Aus einer anderen Studie (Eich und Kollegen) wissen wir, dass eine Erinnerung aus einer innerkörperlichen mentalen Perspektive, im Vergleich zur einer Erinnerung aus einer ausserkörperlichen mentalen Perspektive, eine Struktur im Gehirn, die sich Amygdala (Mandelkern) nennt, viel stärker erregt. Die Amygdala ist Teil des limbischen Systems, in welchem unsere Emotionen verarbeitet werden. Wenn Gefühle in uns hochkommen, also z.B. wenn wir Furcht oder Wut verspüren, aber auch bei positiven Emotionen, erregt dies immer die Amygdala. Je stärker die Emotion, desto stärker die Erregung der Amygdala.
Versuchen Sie es selbst!
Wenn Sie somit das nächste Mal spüren, wie Wut oder eine andere negative Emotion in Ihnen aufsteigt und Sie es sich in der gegebenen Situation nicht leisten können, diese Emotion auszuleben, probieren Sie Folgendes: Stellen Sie sich – selbst wenn Sie in der Hitze des Gefechts sind – die gegebene Situation so vor wie sie ist, aber betrachten sie sich selbst aus der Distanz. Die aufgeführten Studien legen den Schluss nahe, dass Sie dann viel weniger der Gefahr ausgesetzt sind, von Ihren Gefühlen übermannt zu werden.
Literatur:
Eich E, Nelson AL, Leghari MA, Handy TC (2009) Neural systems mediating field and observer memories. Neuropsychologia 47:2239–2251.

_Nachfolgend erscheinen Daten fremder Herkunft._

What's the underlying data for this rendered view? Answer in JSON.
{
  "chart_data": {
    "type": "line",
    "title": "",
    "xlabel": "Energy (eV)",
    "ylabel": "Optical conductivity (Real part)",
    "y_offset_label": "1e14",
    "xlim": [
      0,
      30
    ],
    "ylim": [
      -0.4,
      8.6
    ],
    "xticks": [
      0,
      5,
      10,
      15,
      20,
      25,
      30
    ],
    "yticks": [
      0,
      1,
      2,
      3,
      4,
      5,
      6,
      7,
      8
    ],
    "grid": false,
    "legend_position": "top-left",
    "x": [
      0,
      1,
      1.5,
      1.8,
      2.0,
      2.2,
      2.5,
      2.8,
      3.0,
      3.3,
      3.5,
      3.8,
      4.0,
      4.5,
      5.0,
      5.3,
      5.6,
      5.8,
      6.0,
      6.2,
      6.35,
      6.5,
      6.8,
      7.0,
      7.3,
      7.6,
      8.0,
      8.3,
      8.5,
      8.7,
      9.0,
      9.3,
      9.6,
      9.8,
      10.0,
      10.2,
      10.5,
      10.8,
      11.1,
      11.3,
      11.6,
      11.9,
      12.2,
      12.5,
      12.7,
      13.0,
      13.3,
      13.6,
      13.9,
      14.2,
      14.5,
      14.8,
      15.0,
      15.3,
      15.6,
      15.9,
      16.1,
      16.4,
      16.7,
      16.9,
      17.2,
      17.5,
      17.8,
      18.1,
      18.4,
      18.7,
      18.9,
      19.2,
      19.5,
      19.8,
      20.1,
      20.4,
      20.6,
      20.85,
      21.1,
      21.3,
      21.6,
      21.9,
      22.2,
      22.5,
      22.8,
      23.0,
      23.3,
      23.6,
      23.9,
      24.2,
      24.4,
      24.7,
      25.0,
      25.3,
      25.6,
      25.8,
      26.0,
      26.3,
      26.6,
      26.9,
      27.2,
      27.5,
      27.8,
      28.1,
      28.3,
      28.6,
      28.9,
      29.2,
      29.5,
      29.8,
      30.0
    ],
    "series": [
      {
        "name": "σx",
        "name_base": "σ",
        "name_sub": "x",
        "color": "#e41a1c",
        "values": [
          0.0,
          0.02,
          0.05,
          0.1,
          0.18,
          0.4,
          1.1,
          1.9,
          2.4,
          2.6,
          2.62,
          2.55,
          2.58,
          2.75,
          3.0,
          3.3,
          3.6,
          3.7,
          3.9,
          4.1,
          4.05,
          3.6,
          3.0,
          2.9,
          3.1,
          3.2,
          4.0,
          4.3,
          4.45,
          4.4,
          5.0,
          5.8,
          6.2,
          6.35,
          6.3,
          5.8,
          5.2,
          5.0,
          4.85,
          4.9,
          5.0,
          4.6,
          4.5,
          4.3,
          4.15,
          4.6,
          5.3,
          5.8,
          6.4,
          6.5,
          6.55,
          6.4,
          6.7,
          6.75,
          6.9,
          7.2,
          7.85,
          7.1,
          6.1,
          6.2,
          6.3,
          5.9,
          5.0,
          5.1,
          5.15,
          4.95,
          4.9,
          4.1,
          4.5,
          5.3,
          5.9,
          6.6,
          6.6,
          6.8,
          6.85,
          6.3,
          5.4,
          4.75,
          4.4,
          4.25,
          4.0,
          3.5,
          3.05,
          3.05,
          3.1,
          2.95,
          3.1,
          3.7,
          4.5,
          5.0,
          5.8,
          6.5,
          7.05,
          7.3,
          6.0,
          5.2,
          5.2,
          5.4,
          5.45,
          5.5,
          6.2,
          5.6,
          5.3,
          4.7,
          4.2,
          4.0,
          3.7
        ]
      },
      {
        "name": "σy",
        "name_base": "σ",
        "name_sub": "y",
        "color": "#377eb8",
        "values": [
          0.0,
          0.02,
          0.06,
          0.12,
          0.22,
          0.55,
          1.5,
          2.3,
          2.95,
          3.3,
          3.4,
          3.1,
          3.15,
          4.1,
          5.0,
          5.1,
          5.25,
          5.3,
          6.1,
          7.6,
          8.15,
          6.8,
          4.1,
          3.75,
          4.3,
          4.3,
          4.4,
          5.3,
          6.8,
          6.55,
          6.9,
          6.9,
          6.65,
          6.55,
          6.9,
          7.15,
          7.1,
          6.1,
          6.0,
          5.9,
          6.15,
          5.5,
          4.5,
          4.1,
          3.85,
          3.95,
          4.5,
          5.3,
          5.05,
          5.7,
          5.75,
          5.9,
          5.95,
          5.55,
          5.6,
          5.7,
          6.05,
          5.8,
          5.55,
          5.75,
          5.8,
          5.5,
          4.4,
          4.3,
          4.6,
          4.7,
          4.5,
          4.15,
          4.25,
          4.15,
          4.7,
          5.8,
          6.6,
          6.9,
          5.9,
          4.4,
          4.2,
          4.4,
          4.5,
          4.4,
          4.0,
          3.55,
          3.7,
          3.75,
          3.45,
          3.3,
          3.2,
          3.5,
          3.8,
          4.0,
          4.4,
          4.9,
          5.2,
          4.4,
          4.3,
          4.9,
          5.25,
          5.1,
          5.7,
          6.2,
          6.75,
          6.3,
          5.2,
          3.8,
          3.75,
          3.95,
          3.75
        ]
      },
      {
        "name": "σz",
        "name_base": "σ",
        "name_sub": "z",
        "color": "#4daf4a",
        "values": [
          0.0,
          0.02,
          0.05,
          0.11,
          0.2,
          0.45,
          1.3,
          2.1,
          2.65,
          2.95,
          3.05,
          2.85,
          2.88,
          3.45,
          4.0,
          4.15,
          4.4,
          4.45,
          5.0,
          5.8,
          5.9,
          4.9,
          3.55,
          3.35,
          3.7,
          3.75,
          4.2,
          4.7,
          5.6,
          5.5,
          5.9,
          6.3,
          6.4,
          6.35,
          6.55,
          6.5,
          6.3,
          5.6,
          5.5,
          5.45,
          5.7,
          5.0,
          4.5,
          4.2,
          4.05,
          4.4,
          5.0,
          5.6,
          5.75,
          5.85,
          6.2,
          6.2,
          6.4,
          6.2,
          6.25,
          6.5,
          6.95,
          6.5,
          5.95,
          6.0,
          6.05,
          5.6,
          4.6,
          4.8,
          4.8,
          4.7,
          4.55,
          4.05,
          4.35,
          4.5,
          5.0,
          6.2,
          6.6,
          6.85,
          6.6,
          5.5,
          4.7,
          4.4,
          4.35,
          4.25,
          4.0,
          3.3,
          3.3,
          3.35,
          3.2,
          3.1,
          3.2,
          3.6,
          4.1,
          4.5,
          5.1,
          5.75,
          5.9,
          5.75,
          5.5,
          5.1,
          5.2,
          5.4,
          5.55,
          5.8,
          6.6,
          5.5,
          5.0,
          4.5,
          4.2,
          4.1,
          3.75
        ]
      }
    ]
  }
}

Mischkowski D, Kross E, Bushman BJ (2012) Flies on the wall are less aggressive: self-distancing in the heat of the moment reduces aggressive thoughts, angry feelings and aggressive behavior. Journal of Experimental Social Psychology 48:1187–1191.
Stocker K (2012) Toward an embodiment-disembodiment taxonomy. Cognitive Processing – International Quarterly of Cognitive Science [Advance online publication]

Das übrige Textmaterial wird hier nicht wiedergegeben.